The people writing and thinking about political economy in the United States in the age before central banks had enormous advantages.

1. They were never, as we are, confused about what money was. It was, quite simply, the stuff that would keep you out of the hands of the people with badges and guns. Money was whatever the revenue agents, excise men, internal revenue collectors, and court, bureau and treasury clerks would accept as payment - either as a bribe or as an actual payment of a tax. If the stuff you handed over was considered legal tender, then it was money; if the officers of the Crown would not take it in payment, then it was not money but something else.

2. They were - for the most part - untroubled by the question of the "value" of money. The money you used to pay the government or pay off the people with official authorities might have a great deal of value or very little.
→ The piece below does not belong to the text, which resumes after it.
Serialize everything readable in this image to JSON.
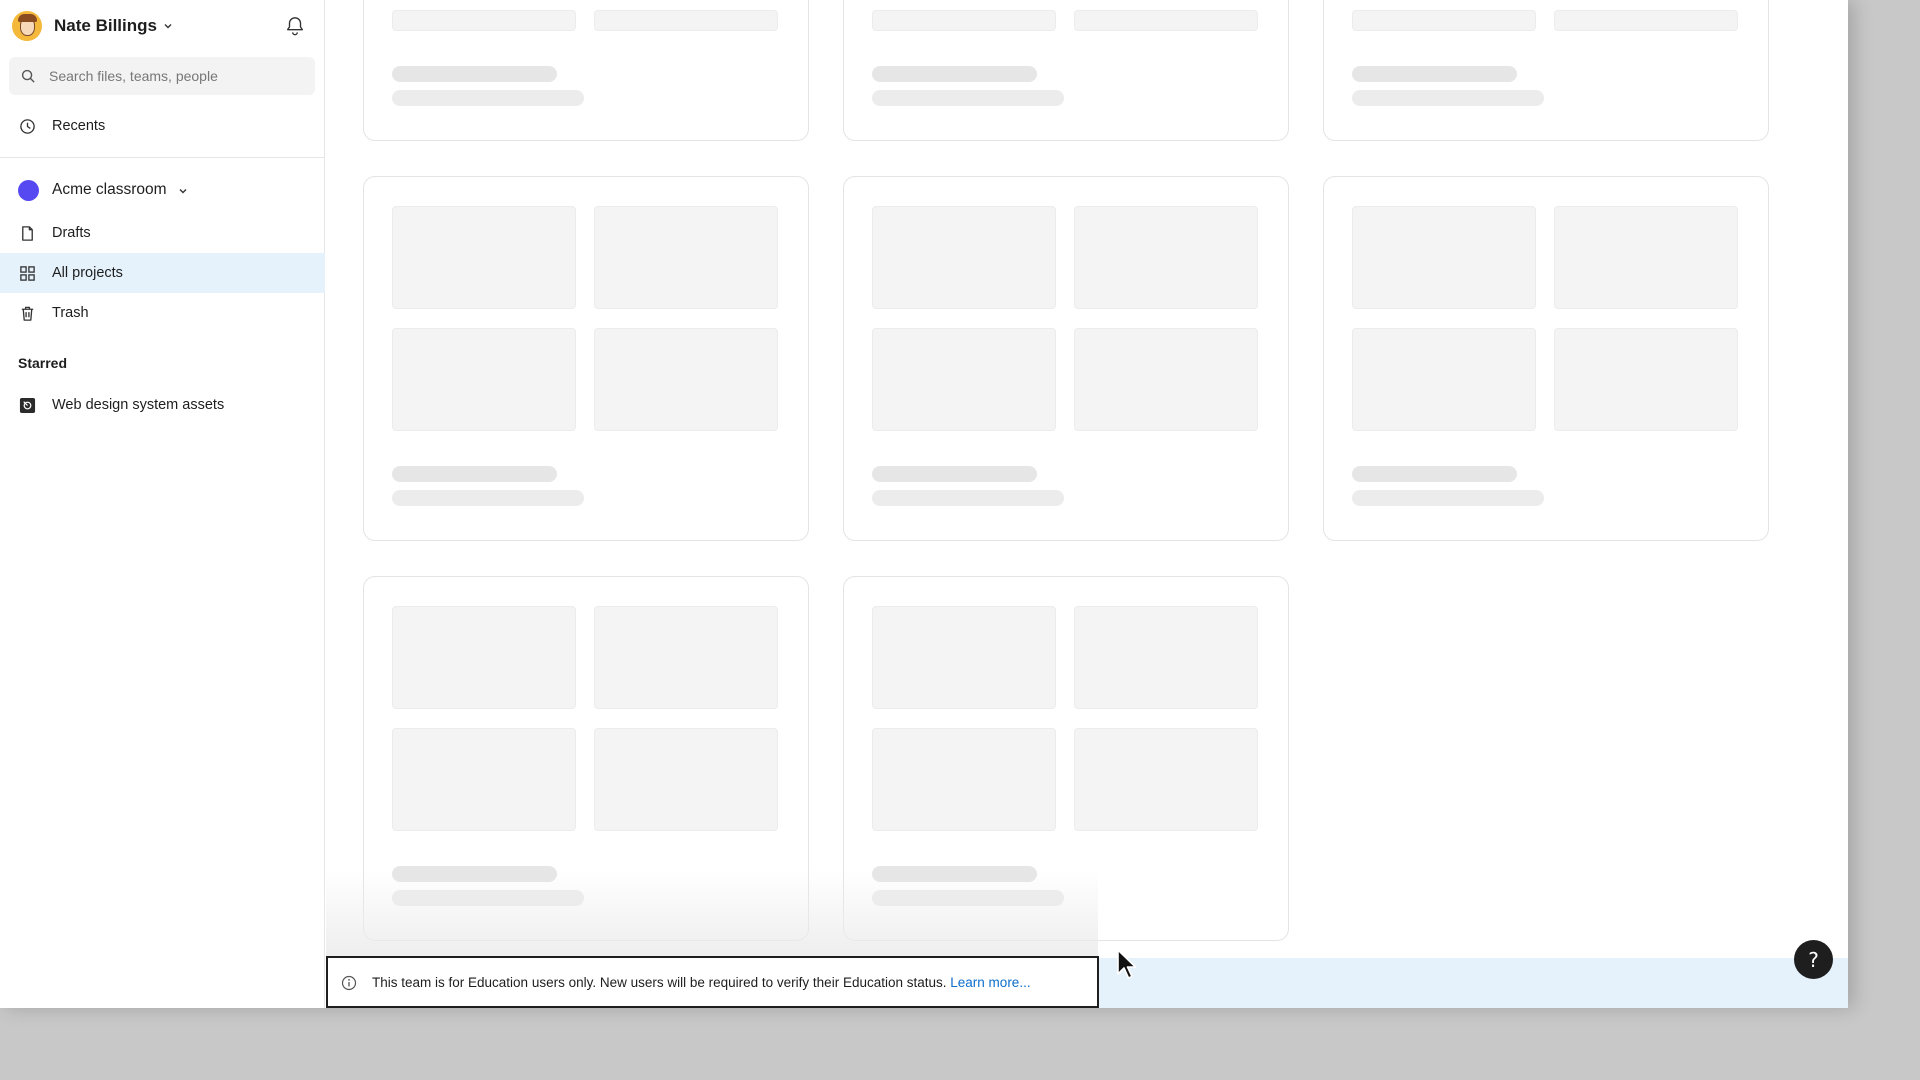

That did not change the fact that it was the stuff that kept you out of debtors' prison.

3. If the people writing and thinking believe that liberty, not authority was the greatest of all values, they wanted money to be what the Constitution said it should be - gold (and silver for small denominations) coin. They did not "believe" in gold; if they were devout, they believed in Almighty Providence and the natural right to be free. If they wanted gold to be money, it was not because they thought that would offer "price stability" or a "strong dollar" or "full employment" or any of the other fraudulent promises that are made every day by politicians and academic economists promoting the latest magical system of "economic order". Gold's price would fluctuate, rise and fall, bubble and crash just like all other prices that are set by actual buying and selling by free people and not fixed by "the law".

The people who believed in Almighty Providence had only one reason to want gold to be money. It would prevent the government from swallowing the people. Governments - the people who could claim the power of "the law" - and "ordinary" citizens were alike in their desire to spend more than they had. Yes, there were some people were naturally thrifty; but they were never more than a minority. What kept most of us gamblers, borrowers and spenders from defaulting on our debts was the fact that we wanted to keep our credit. We paid back our debts so that we could borrow again and even borrow more. The people who could claim the power of "the law" - i.e. the government - were no different about spending. But, they had an advantage the rest of us never had; "the law" would never, ever make them pay off their debts in anything but the stuff that the government itself defined as money. The doctrine of "sovereign immunity" meant that the people who got to wrap themselves in the protections of the flag could never, ever be held personally responsible for the government's debts. But, even worse, they government itself - that collective entity without a face or name - could always write itself a check to pay off its creditors. "Regulation" was no help; the regulators would always be people who also worked for the government. The only effective restraint was to require everyone - whether inside or outside government - to use the same money; and require that money to be something that no one - inside or outside government - could make for free.

Peter Grieve writes: 

A very timely post for me. I've just been reading how a guy bought a large interest in the Bank of England with a notched stick - a stick which the government would accept in payment of taxes.

Of course, they eventually decided that the stick money was silly, so they burned them all. Unfortunately they burned Parliament down in the process. This is an early example of the dangers of misjudged monetary policy.